Smart Democratic strategists have figured out how to leverage these realities. Leading Democratic pollster Global Strategy group has shown that voters agree 57% to 43% with the argument that “we need to ensure the economy works for everyone, because right now it’s just wealthy people at the top getting richer, while people who work for a living are falling further behind” over the argument “right now the economy is generally working just fine: the national economy is booming and unemployment is at its lowest point in nearly two decades.”
And cagier Republicans may already sense a trap in the “economy is booming” pitch. They likely remember the fate of the Democrats who had to run on the Obama stimulus and recovery in 2010. The facts showed that the economy had been saved from another Great Depression and was on an upswing. But voters didn’t feel that way. Which left democrats in the awful, and losing, position of telling voters who you gonna believe, me, or your lying eyes? That didn’t go well.

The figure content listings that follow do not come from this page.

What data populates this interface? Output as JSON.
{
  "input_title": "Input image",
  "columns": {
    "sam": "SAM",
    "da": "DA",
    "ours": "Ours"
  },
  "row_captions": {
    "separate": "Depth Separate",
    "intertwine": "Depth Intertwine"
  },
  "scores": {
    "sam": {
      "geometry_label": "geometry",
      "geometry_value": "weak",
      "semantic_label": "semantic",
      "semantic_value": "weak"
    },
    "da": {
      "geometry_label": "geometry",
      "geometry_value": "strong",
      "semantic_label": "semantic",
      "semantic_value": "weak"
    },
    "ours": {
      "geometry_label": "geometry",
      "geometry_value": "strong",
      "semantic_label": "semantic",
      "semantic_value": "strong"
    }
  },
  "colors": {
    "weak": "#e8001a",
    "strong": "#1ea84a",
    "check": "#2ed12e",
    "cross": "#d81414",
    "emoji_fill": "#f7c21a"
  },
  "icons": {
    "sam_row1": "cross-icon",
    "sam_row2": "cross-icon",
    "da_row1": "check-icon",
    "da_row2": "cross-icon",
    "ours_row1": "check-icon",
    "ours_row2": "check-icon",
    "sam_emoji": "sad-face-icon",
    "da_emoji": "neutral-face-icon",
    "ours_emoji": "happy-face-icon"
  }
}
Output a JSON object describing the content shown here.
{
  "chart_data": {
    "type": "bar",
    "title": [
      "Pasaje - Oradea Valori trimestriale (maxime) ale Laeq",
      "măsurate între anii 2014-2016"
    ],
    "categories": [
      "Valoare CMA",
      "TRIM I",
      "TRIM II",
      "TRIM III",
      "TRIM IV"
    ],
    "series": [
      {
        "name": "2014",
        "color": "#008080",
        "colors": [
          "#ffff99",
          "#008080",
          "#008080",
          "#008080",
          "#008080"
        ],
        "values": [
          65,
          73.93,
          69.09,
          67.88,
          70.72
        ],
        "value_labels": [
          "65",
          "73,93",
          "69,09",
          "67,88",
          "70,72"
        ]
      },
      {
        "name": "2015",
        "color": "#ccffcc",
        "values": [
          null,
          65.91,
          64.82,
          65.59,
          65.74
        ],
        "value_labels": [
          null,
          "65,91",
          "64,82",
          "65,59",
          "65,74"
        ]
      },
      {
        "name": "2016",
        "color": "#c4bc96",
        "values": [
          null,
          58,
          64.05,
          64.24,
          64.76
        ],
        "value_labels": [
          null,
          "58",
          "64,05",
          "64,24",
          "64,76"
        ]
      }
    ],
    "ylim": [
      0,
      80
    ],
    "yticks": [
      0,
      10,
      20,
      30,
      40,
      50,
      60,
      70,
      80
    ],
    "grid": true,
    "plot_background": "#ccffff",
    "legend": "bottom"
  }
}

The bottom line is that at first glance, the President seems to feel like he can play offense on the economy (and probably daydreams about Democrats meekly having to resign themselves to a grudging acknowledgement of a Trump achievement). On closer inspection, it is Republicans who would be politically wise to temper any economic boasting with a real acknowledgement of legitimate middle class anxiety, and ideas for how to help. We all root for America to succeed: growth is good, and more jobs are reason to celebrate. That’s not the issue. But Democrats should be (and are) taking the initiative by getting to the actual issue that is on voters’ minds: how to make economic success in the news mean more economic security for them.